The island became a political football in 1922 as Britain fought to retain the strategic location. Winston Churchill had visited in 1912 and knew Cork harbour’s vital importance. He was successful and Spike Island was retained until 1938, but when discussions arose on how to resolve the Anglo-Irish trade war of the 1930s, Éamon de Valera secured the return of the island, to the ire of Churchill.
This was just in time, considering the Second World War erupted within a year and the island was a poorly defended base far from Britain’s air cover.
The handover day was a momentous occasion in Irish history, celebrated up and down the country. The Derry Journal reported bonfires on the Falls Road in Belfast, stating “to celebrate the taking over of Spike Island by Irish troops, the national flag was flown from the Garda barracks and private homes of Glenties”.
The paper summarised the event: “Another fortress of British power has been quietly surrendered to the Irish nation.
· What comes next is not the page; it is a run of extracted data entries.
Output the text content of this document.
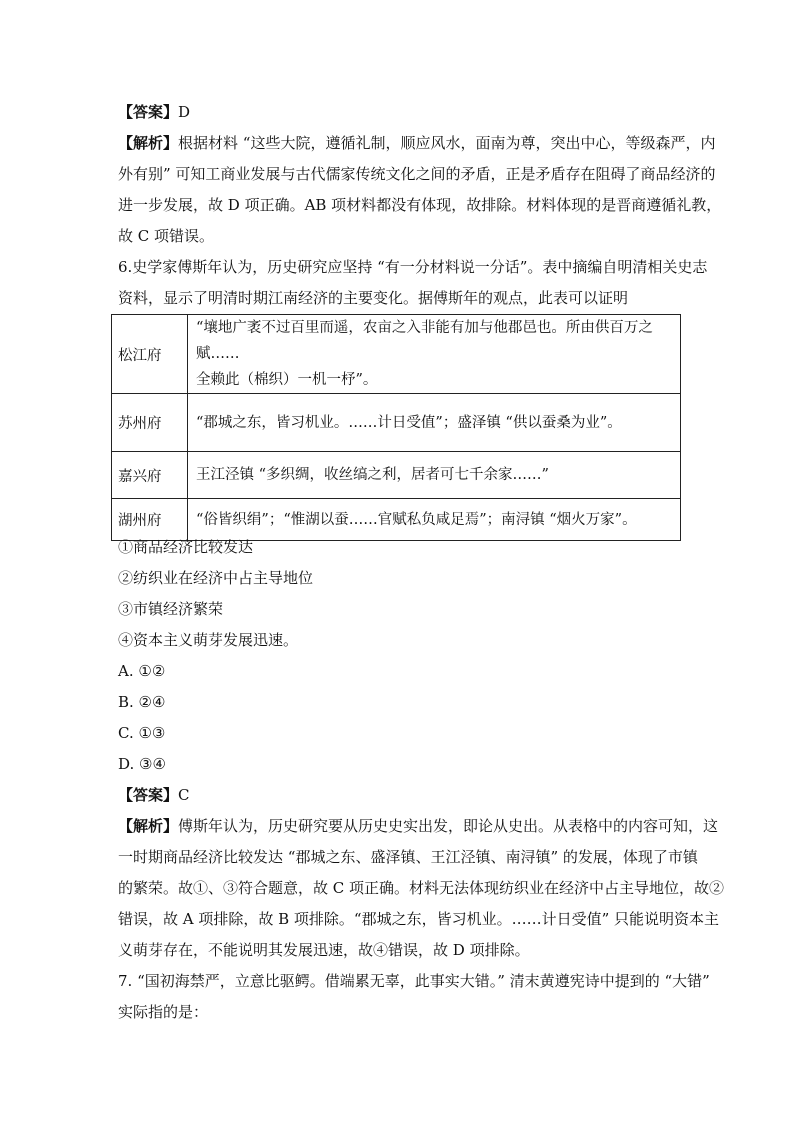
【答案】D
【解析】根据材料 “这些大院，遵循礼制，顺应风水，面南为尊，突出中心，等级森严，内
外有别” 可知工商业发展与古代儒家传统文化之间的矛盾，正是矛盾存在阻碍了商品经济的
进一步发展，故 D 项正确。AB 项材料都没有体现，故排除。材料体现的是晋商遵循礼教，
故 C 项错误。
6.史学家傅斯年认为，历史研究应坚持 “有一分材料说一分话”。表中摘编自明清相关史志
资料，显示了明清时期江南经济的主要变化。据傅斯年的观点，此表可以证明
松江府	“壤地广袤不过百里而遥，农亩之入非能有加与他郡邑也。所由供百万之赋……
全赖此（棉织）一机一杼”。

苏州府	“郡城之东，皆习机业。……计日受值”；盛泽镇 “供以蚕桑为业”。

嘉兴府	王江泾镇 “多织绸，收丝缟之利，居者可七千余家……”

湖州府	“俗皆织绢”；“惟湖以蚕……官赋私负咸足焉”；南浔镇 “烟火万家”。
①商品经济比较发达
②纺织业在经济中占主导地位
③市镇经济繁荣
④资本主义萌芽发展迅速。
A. ①②
B. ②④
C. ①③
D. ③④
【答案】C
【解析】傅斯年认为，历史研究要从历史史实出发，即论从史出。从表格中的内容可知，这
一时期商品经济比较发达 “郡城之东、盛泽镇、王江泾镇、南浔镇” 的发展，体现了市镇
的繁荣。故①、③符合题意，故 C 项正确。材料无法体现纺织业在经济中占主导地位，故②
错误，故 A 项排除，故 B 项排除。“郡城之东，皆习机业。……计日受值” 只能说明资本主
义萌芽存在，不能说明其发展迅速，故④错误，故 D 项排除。
7. “国初海禁严，立意比驱鳄。借端累无辜，此事实大错。” 清末黄遵宪诗中提到的 “大错”
实际指的是：
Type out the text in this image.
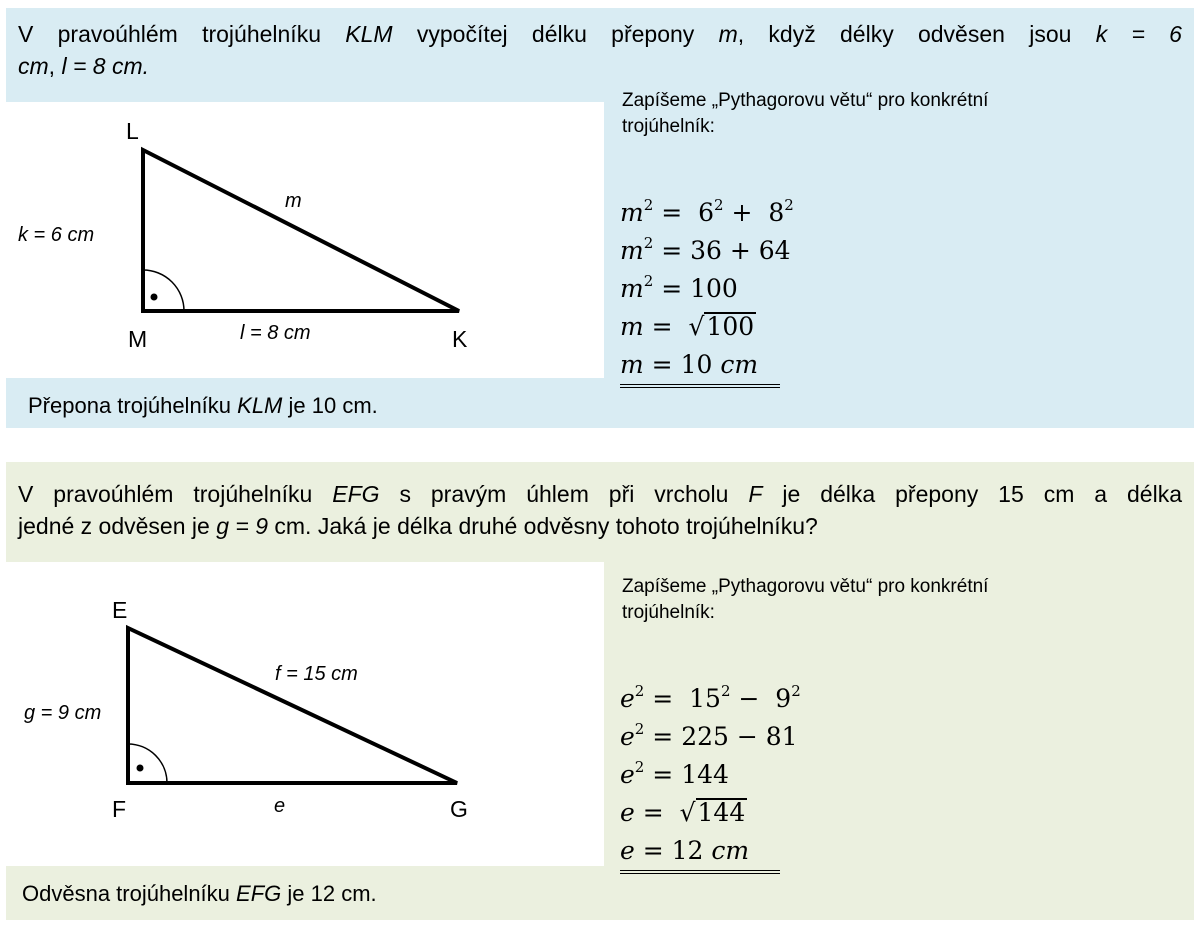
V pravoúhlém trojúhelníku KLM vypočítej délku přepony m, když délky odvěsen jsou k = 6
cm, l = 8 cm.
Zapíšeme „Pythagorovu větu“ pro konkrétní
trojúhelník:
L
M	K
k = 6 cm
m
l = 8 cm
$m^2 = 6^2 + 8^2$
$m^2 = 36 + 64$
$m^2 = 100$
m =  √100
m = 10 cm
Přepona trojúhelníku KLM je 10 cm.
V pravoúhlém trojúhelníku EFG s pravým úhlem při vrcholu F je délka přepony 15 cm a délka
jedné z odvěsen je g = 9 cm. Jaká je délka druhé odvěsny tohoto trojúhelníku?
Zapíšeme „Pythagorovu větu“ pro konkrétní
trojúhelník:
E
F	G
g = 9 cm
f = 15 cm
e
$e^2 = 15^2 - 9^2$
$e^2 = 225 - 81$
$e^2 = 144$
e =  √144
e = 12 cm
Odvěsna trojúhelníku EFG je 12 cm.
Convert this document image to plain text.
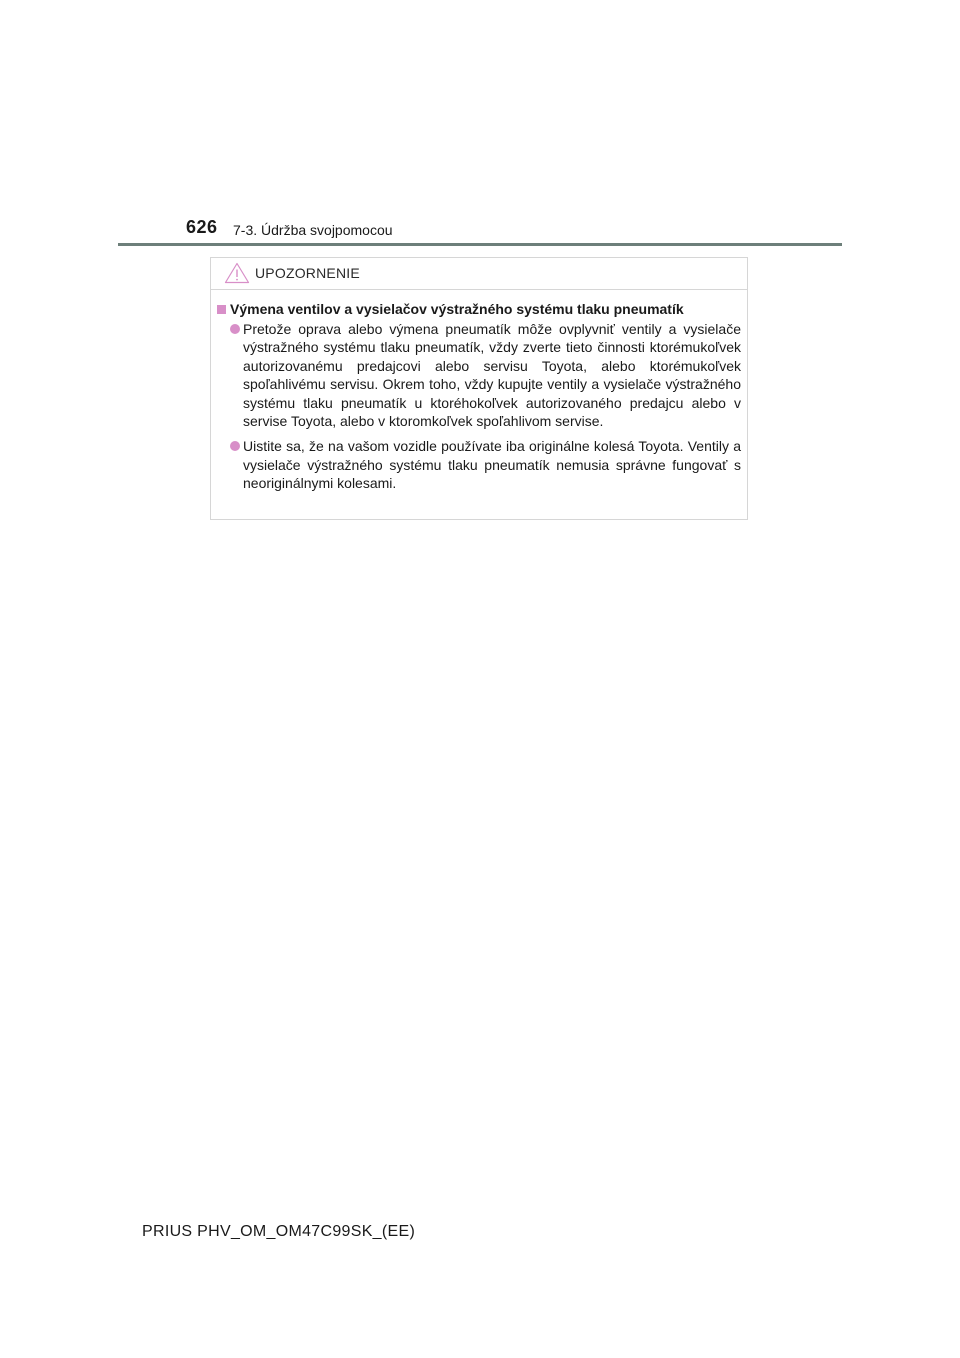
626 7-3. Údržba svojpomocou
UPOZORNENIE
Výmena ventilov a vysielačov výstražného systému tlaku pneumatík
Pretože oprava alebo výmena pneumatík môže ovplyvniť ventily a vysielače výstražného systému tlaku pneumatík, vždy zverte tieto činnosti ktorémukoľvek autorizovanému predajcovi alebo servisu Toyota, alebo ktorémukoľvek spoľahlivému servisu. Okrem toho, vždy kupujte ventily a vysielače výstražného systému tlaku pneumatík u ktoréhokoľvek autorizovaného predajcu alebo v servise Toyota, alebo v ktoromkoľvek spoľahlivom servise.
Uistite sa, že na vašom vozidle používate iba originálne kolesá Toyota. Ventily a vysielače výstražného systému tlaku pneumatík nemusia správne fungovať s neoriginálnymi kolesami.
PRIUS PHV_OM_OM47C99SK_(EE)
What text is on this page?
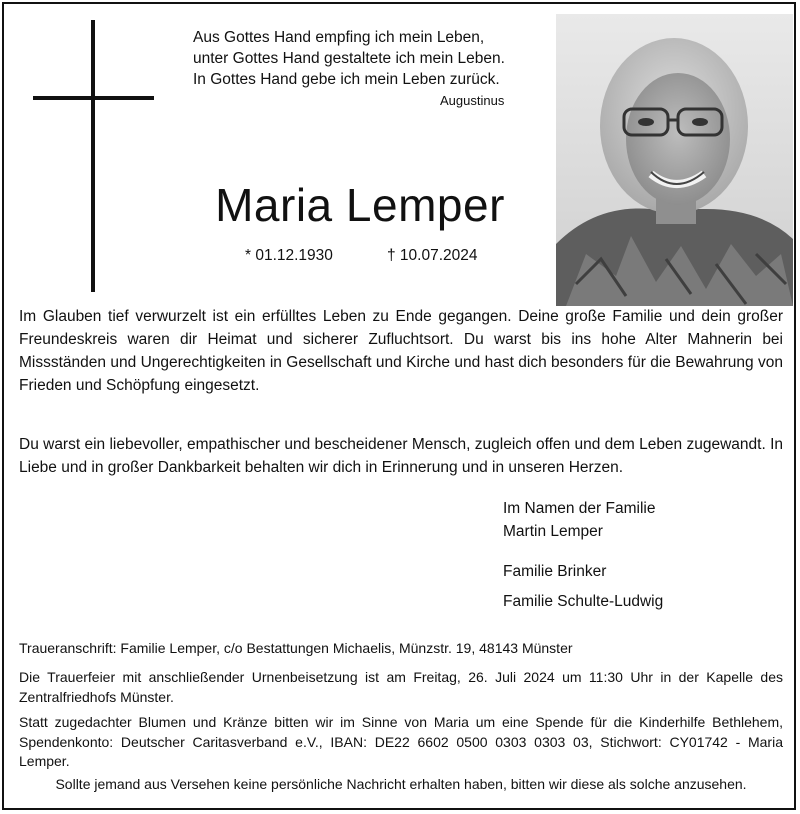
Aus Gottes Hand empfing ich mein Leben,
unter Gottes Hand gestaltete ich mein Leben.
In Gottes Hand gebe ich mein Leben zurück.
Augustinus
Maria Lemper
* 01.12.1930	† 10.07.2024
Im Glauben tief verwurzelt ist ein erfülltes Leben zu Ende gegangen. Deine große Familie und dein großer Freundeskreis waren dir Heimat und sicherer Zufluchtsort. Du warst bis ins hohe Alter Mahnerin bei Missständen und Ungerechtigkeiten in Gesellschaft und Kirche und hast dich besonders für die Bewahrung von Frieden und Schöpfung eingesetzt.
Du warst ein liebevoller, empathischer und bescheidener Mensch, zugleich offen und dem Leben zugewandt. In Liebe und in großer Dankbarkeit behalten wir dich in Erinnerung und in unseren Herzen.
Im Namen der Familie
Martin Lemper
Familie Brinker
Familie Schulte-Ludwig
Traueranschrift: Familie Lemper, c/o Bestattungen Michaelis, Münzstr. 19, 48143 Münster
Die Trauerfeier mit anschließender Urnenbeisetzung ist am Freitag, 26. Juli 2024 um 11:30 Uhr in der Kapelle des Zentralfriedhofs Münster.
Statt zugedachter Blumen und Kränze bitten wir im Sinne von Maria um eine Spende für die Kinderhilfe Bethlehem, Spendenkonto: Deutscher Caritasverband e.V., IBAN: DE22 6602 0500 0303 0303 03, Stichwort: CY01742 - Maria Lemper.
Sollte jemand aus Versehen keine persönliche Nachricht erhalten haben, bitten wir diese als solche anzusehen.
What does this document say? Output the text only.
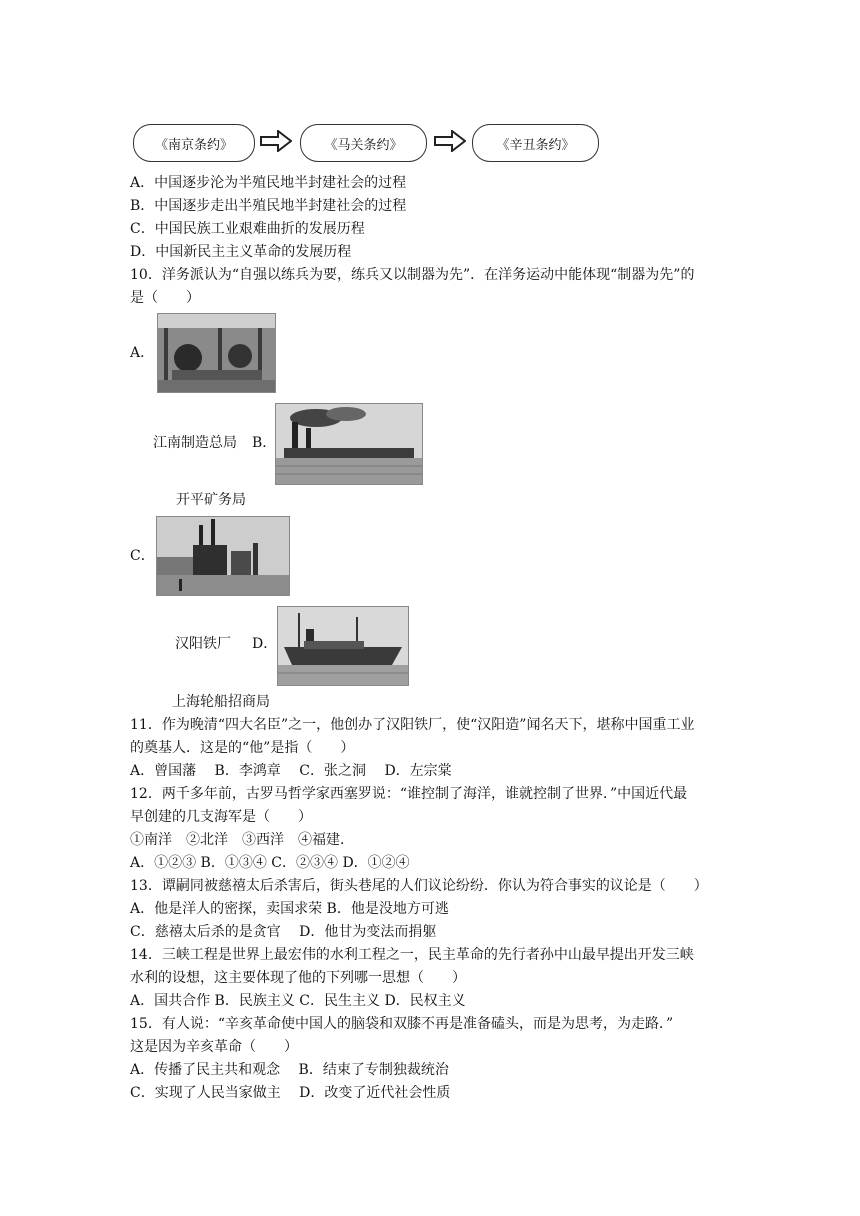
《南京条约》	《马关条约》	《辛丑条约》
A．中国逐步沦为半殖民地半封建社会的过程
B．中国逐步走出半殖民地半封建社会的过程
C．中国民族工业艰难曲折的发展历程
D．中国新民主主义革命的发展历程
10．洋务派认为“自强以练兵为要，练兵又以制器为先”．在洋务运动中能体现“制器为先”的
是（　　）
A．
江南制造总局 B．
开平矿务局
C．
汉阳铁厂 D．
上海轮船招商局
11．作为晚清“四大名臣”之一，他创办了汉阳铁厂，使“汉阳造”闻名天下，堪称中国重工业
的奠基人．这是的“他”是指（　　）
A．曾国藩　 B．李鸿章　 C．张之洞　 D．左宗棠
12．两千多年前，古罗马哲学家西塞罗说：“谁控制了海洋，谁就控制了世界．”中国近代最
早创建的几支海军是（　　）
①南洋　②北洋　③西洋　④福建．
A．①②③ B．①③④ C．②③④ D．①②④
13．谭嗣同被慈禧太后杀害后，街头巷尾的人们议论纷纷．你认为符合事实的议论是（　　）
A．他是洋人的密探，卖国求荣 B．他是没地方可逃
C．慈禧太后杀的是贪官　 D．他甘为变法而捐躯
14．三峡工程是世界上最宏伟的水利工程之一，民主革命的先行者孙中山最早提出开发三峡
水利的设想，这主要体现了他的下列哪一思想（　　）
A．国共合作 B．民族主义 C．民生主义 D．民权主义
15．有人说：“辛亥革命使中国人的脑袋和双膝不再是准备磕头，而是为思考，为走路．”
这是因为辛亥革命（　　）
A．传播了民主共和观念　 B．结束了专制独裁统治
C．实现了人民当家做主　 D．改变了近代社会性质
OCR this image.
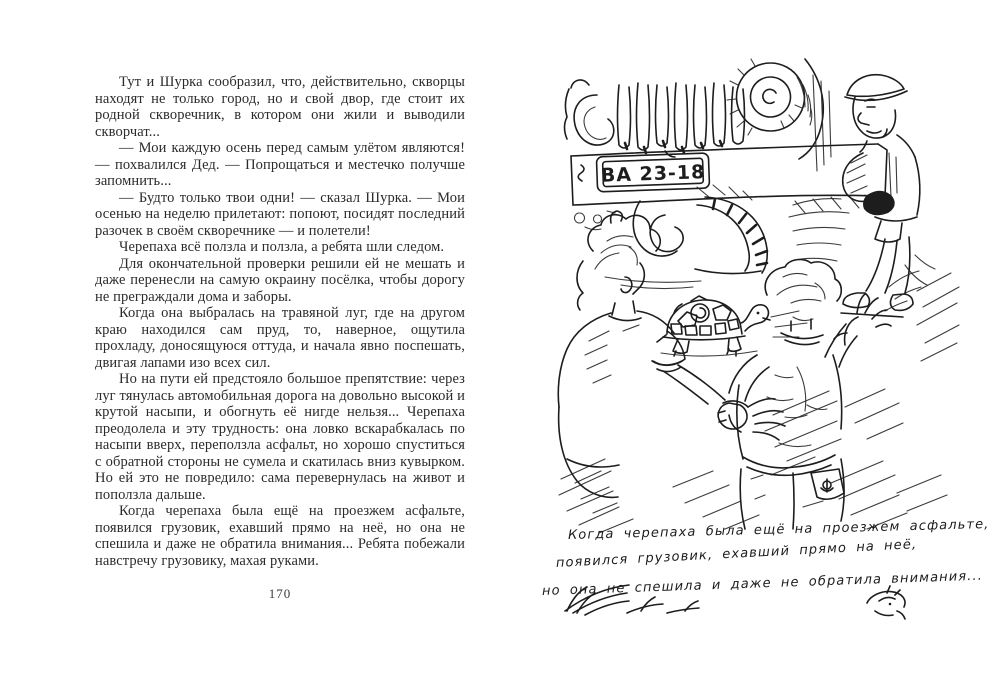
Тут и Шурка сообразил, что, действительно, скворцы находят не только город, но и свой двор, где стоит их родной скворечник, в котором они жили и выводили скворчат...

— Мои каждую осень перед самым улётом являются! — похвалился Дед. — Попрощаться и местечко получше запомнить...

— Будто только твои одни! — сказал Шурка. — Мои осенью на неделю прилетают: попоют, посидят последний разочек в своём скворечнике — и полетели!

Черепаха всё ползла и ползла, а ребята шли следом.

Для окончательной проверки решили ей не мешать и даже перенесли на самую окраину посёлка, чтобы дорогу не преграждали дома и заборы.

Когда она выбралась на травяной луг, где на другом краю находился сам пруд, то, наверное, ощутила прохладу, доносящуюся оттуда, и начала явно поспешать, двигая лапами изо всех сил.

Но на пути ей предстояло большое препятствие: через луг тянулась автомобильная дорога на довольно высокой и крутой насыпи, и обогнуть её нигде нельзя... Черепаха преодолела и эту трудность: она ловко вскарабкалась по насыпи вверх, переползла асфальт, но хорошо спуститься с обратной стороны не сумела и скатилась вниз кувырком. Но ей это не повредило: сама перевернулась на живот и поползла дальше.

Когда черепаха была ещё на проезжем асфальте, появился грузовик, ехавший прямо на неё, но она не спешила и даже не обратила внимания... Ребята побежали навстречу грузовику, махая руками.

170
ВА 23-18
Когда черепаха была ещё на проезжем асфальте,
появился грузовик, ехавший прямо на неё,
но она не спешила и даже не обратила внимания...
Another, and vitally important, piece of Irish history has been regained for Ireland”.
Soldiers and their families soon arrived from Donegal as the Irish took control of the fort, the other Treaty Ports being Berehaven and Lough Swilly.
A thriving Irish island community which had been in existence since at least 1700s continued until 1985, when an enormous riot in a hastily opened prison that year led to their permanent removal.
The prison limped on for another 19 years, closing its doors in 2004. Its most famous inmates were Dublin crime boss, Martin ‘The General’ Cahill, and Bubbles the chimpanzee, Michael Jackson’s pet who was denied entry to Ireland when the star performed here.
This book is the first to share the complete long history of an island long known to be a penal legend, but now revealed to be a monastic outpost, home to a fierce fortress and a quaint island home.
Visitors today are of the willing kind, those keen to dive into the history of an island more closely associated with the Irish story than anywhere else.